Il rosmarino è una pianta arbustiva tipica della macchia mediterranea e dei climi caldi africani ed asiatici, dove cresce spontaneamente su terreni poveri e incolti ad altitudini anche piuttosto alte come nelle zone litoranee al mare. Allo stato selvatico può raggiungere anche i tre metri di altezza.

Sviluppa un fogliame folto e denso, con foglie dure e quasi spinose per aspetto, piccole, sottili e leggermente pelose.

L'infiorescenza può avvenire dalla primavera all'autunno e nei climi più caldi può essere anche perenne. Non teme molto il freddo se non eccessivo e di breve durata, ma preferisce il caldo arido e secco.

I fiori, molto piccoli a calice si raggruppano in numero di tre o quattro per dare vita a frutti secchi con un solo seme.

La sua coltivazione richiede un'ottima esposizione solare e poca areazione, su terreni anche poveri ma ben drenati, in quanto teme l'umidità a causa del suo apparato radicale ben sviluppato.

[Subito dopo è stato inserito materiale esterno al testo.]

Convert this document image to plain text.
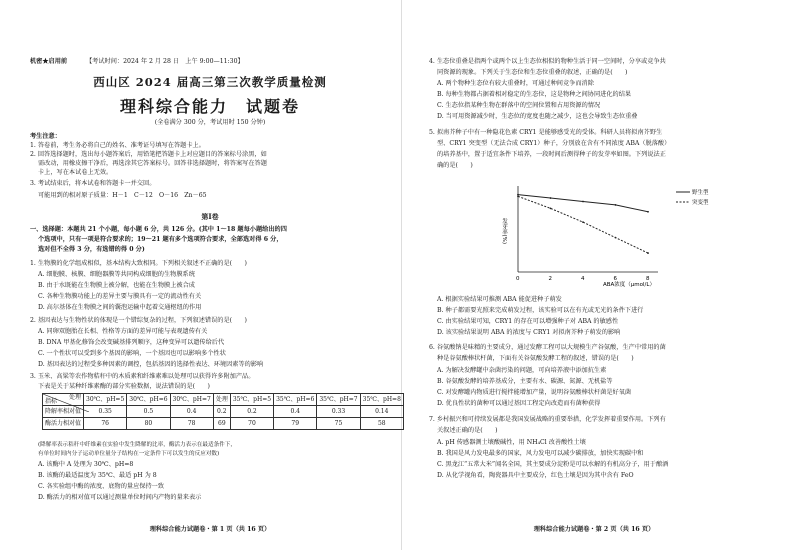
机密★启用前	【考试时间：2024 年 2 月 28 日　上午 9:00—11:30】
西山区 2024 届高三第三次教学质量检测
理科综合能力　试题卷
(全卷满分 300 分，考试用时 150 分钟)
考生注意：
1. 答卷前，考生务必将自己的姓名、准考证号填写在答题卡上。
2. 回答选择题时，选出每小题答案后，用铅笔把答题卡上对应题目的答案标号涂黑，如
需改动，用橡皮擦干净后，再选涂其它答案标号。回答非选择题时，将答案写在答题
卡上，写在本试卷上无效。
3. 考试结束后，将本试卷和答题卡一并交回。
可能用到的相对原子质量：H－1　C－12　O－16　Zn－65
第Ⅰ卷
一、选择题：本题共 21 个小题，每小题 6 分，共 126 分。(其中 1～18 题每小题给出的四
个选项中，只有一项是符合要求的；19～21 题有多个选项符合要求，全部选对得 6 分，
选对但不全得 3 分，有选错的得 0 分)
1. 生物膜的化学组成相似，基本结构大致相同。下列相关叙述不正确的是(　　)
A. 细胞膜、核膜、细胞器膜等共同构成细胞的生物膜系统
B. 由于水既能在生物膜上被分解，也能在生物膜上被合成
C. 各种生物膜功能上的差异主要与膜具有一定的流动性有关
D. 高尔基体在生物膜之间的囊泡运输中起着交通枢纽的作用
2. 基因表达与生物性状的体现是一个错综复杂的过程，下列叙述错误的是(　　)
A. 同卵双胞胎在长相、性格等方面的差异可能与表观遗传有关
B. DNA 甲基化修饰会改变碱基排列顺序，这种变异可以遗传给后代
C. 一个性状可以受到多个基因的影响，一个基因也可以影响多个性状
D. 基因表达的过程受多种因素的调控，包括基因的选择性表达、环境因素等的影响
3. 玉米、高粱等农作物秸秆中的木质素和纤维素难以处理可以获得许多附加产品。
下表是关于某种纤维素酶的部分实验数据，说法错误的是(　　)
处理
指标	30℃、pH=5	30℃、pH=6	30℃、pH=7	处理	35℃、pH=5	35℃、pH=6	35℃、pH=7	35℃、pH=8
降解率相对值	0.35	0.5	0.4	0.2	0.2	0.4	0.33	0.14
酶活力相对值	76	80	78	69	70	79	75	58
(降解率表示秸秆中纤维素在实验中发生降解的比率，酶活力表示在最适条件下，
有单位时间内分子运动单位量分子结构在一定条件下可以发生的反应对数)
A. 该酶中 A 处理为 30℃、pH=8
B. 该酶的最适温度为 35℃、最适 pH 为 8
C. 各实验组中酶的浓度、底物的量应保持一致
D. 酶活力的相对值可以通过测量单位时间内产物的量来表示
理科综合能力试题卷・第 1 页（共 16 页）
4. 生态位重叠是指两个或两个以上生态位相似的物种生活于同一空间时，分享或竞争共
同资源的现象。下列关于生态位和生态位重叠的叙述，正确的是(　　)
A. 两个物种生态位有较大重叠时，可通过种间竞争而消除
B. 每种生物都占据着相对稳定的生态位，这是物种之间协同进化的结果
C. 生态位指某种生物在群落中的空间位置和占用资源的情况
D. 当可用资源减少时，生态位的宽度也随之减少，这也会导致生态位重叠
5. 拟南芥种子中有一种隐花色素 CRY1 是能够感受光的受体。科研人员将拟南芥野生
型、CRY1 突变型（无法合成 CRY1）种子，分别放在含有不同浓度 ABA（脱落酸）
的培养基中，置于适宜条件下培养，一段时间后测得种子的发芽率如图。下列说法正
确的是(　　)
发芽率(%)
ABA浓度（μmol/L）
0	2	4	6	8
野生型
突变型
A. 根据实验结果可推测 ABA 能促进种子萌发
B. 种子都需要光照来完成萌发过程，该实验可以在有光或无光的条件下进行
C. 由实验结果可知，CRY1 的存在可以增强种子对 ABA 的敏感性
D. 该实验结果说明 ABA 的浓度与 CRY1 对拟南芥种子萌发的影响
6. 谷氨酸钠是味精的主要成分，通过发酵工程可以大规模生产谷氨酸，生产中常用的菌
种是谷氨酸棒状杆菌，下面有关谷氨酸发酵工程的叙述，错误的是(　　)
A. 为解决发酵罐中杂菌污染的问题，可向培养液中添加抗生素
B. 谷氨酸发酵的培养基成分，主要有水、碳源、氮源、无机盐等
C. 对发酵罐内物质进行搅拌能增加产量，说明谷氨酸棒状杆菌是好氧菌
D. 优良性状的菌种可以通过基因工程定向改造而有菌种获得
7. 乡村振兴和可持续发展都是我国发展战略的重要举措，化学发挥着重要作用。下列有
关叙述正确的是(　　)
A. pH 传感器测土壤酸碱性，用 NH₄Cl 改善酸性土壤
B. 我国是风力发电最多的国家，风力发电可以减少碳排放，加快实现碳中和
C. 黑龙江“五常大米”闻名全国，其主要成分淀粉是可以水解的有机高分子，用于酿酒
D. 从化学视角看，陶瓷器具中主要成分，红色土壤是因为其中含有 FeO
理科综合能力试题卷・第 2 页（共 16 页）
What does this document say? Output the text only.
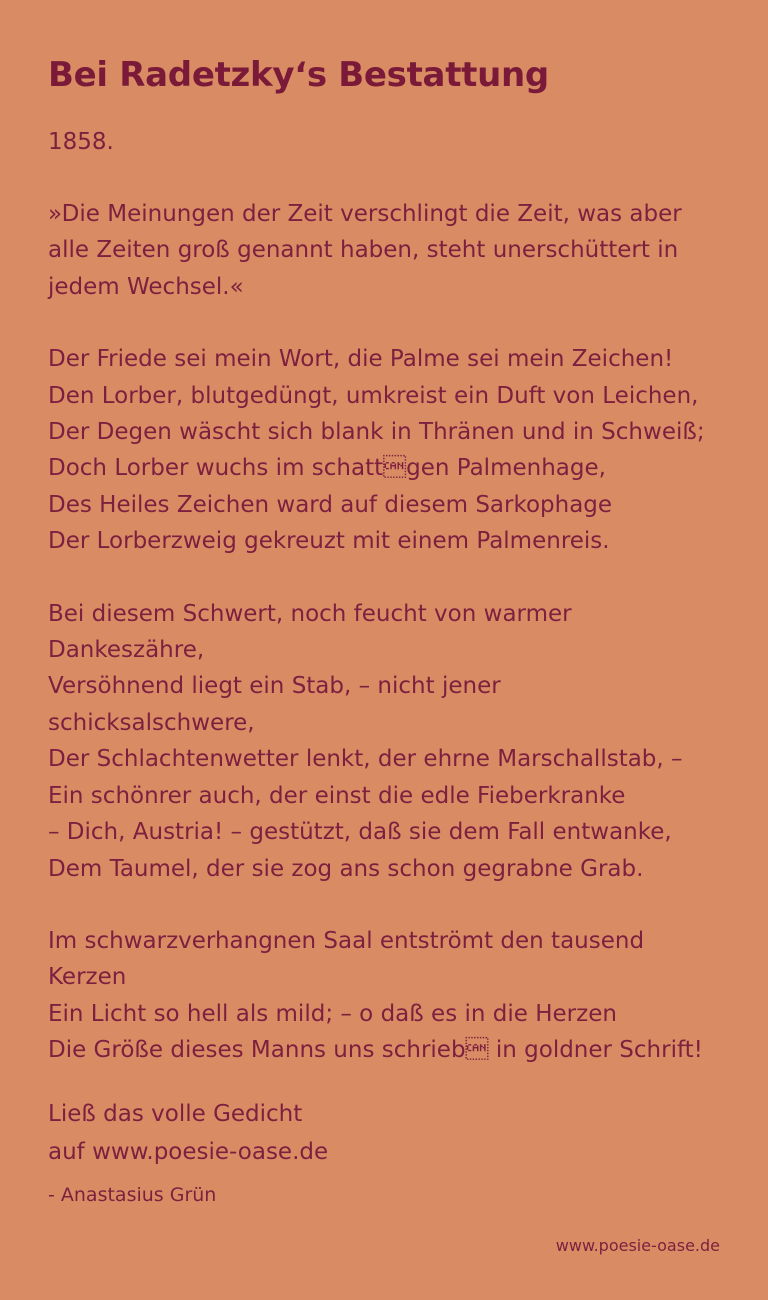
Bei Radetzky‘s Bestattung
1858.
»Die Meinungen der Zeit verschlingt die Zeit, was aber
alle Zeiten groß genannt haben, steht unerschüttert in
jedem Wechsel.«
Der Friede sei mein Wort, die Palme sei mein Zeichen!
Den Lorber, blutgedüngt, umkreist ein Duft von Leichen,
Der Degen wäscht sich blank in Thränen und in Schweiß;
Doch Lorber wuchs im schattgen Palmenhage,
Des Heiles Zeichen ward auf diesem Sarkophage
Der Lorberzweig gekreuzt mit einem Palmenreis.
Bei diesem Schwert, noch feucht von warmer
Dankeszähre,
Versöhnend liegt ein Stab, – nicht jener
schicksalschwere,
Der Schlachtenwetter lenkt, der ehrne Marschallstab, –
Ein schönrer auch, der einst die edle Fieberkranke
– Dich, Austria! – gestützt, daß sie dem Fall entwanke,
Dem Taumel, der sie zog ans schon gegrabne Grab.
Im schwarzverhangnen Saal entströmt den tausend
Kerzen
Ein Licht so hell als mild; – o daß es in die Herzen
Die Größe dieses Manns uns schrieb in goldner Schrift!
Ließ das volle Gedicht
auf www.poesie-oase.de
- Anastasius Grün
www.poesie-oase.de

Preferisce i litorali sabbiosi e ricchi di torba, ma si adatta bene anche a suoli sassoni.

Per una buona coltivazione però con risultati più aromatici si preferisce una concimazione costante e rinnovata di mese in mese con irrigazioni non copiose ma regolari. Necessita di rotazione del terreno ogni tre anni, quindi in caso di allevamento in vaso bisogna ricordarsi di ricambiare il terreno con queste scadenze. La semina si effettua a fine primavera ma fornisce migliori risultati se moltiplicata per talea. La fase vegetativa si blocca in caso di caldo eccessivo, come nel caso del meridione italiano, per poi riprendere con il rinfrescare delle condizioni atmosferiche.

Viene utilizzato in molti campi, dalla cucina all'erboristeria, dall'industria profumiera a quella farmaceutica per le sue diverse proprietà aromatiche e medicinali.

Va evitato un uso eccessivo nei casi di epilessia per la presenza di forti concentrazioni di canfora.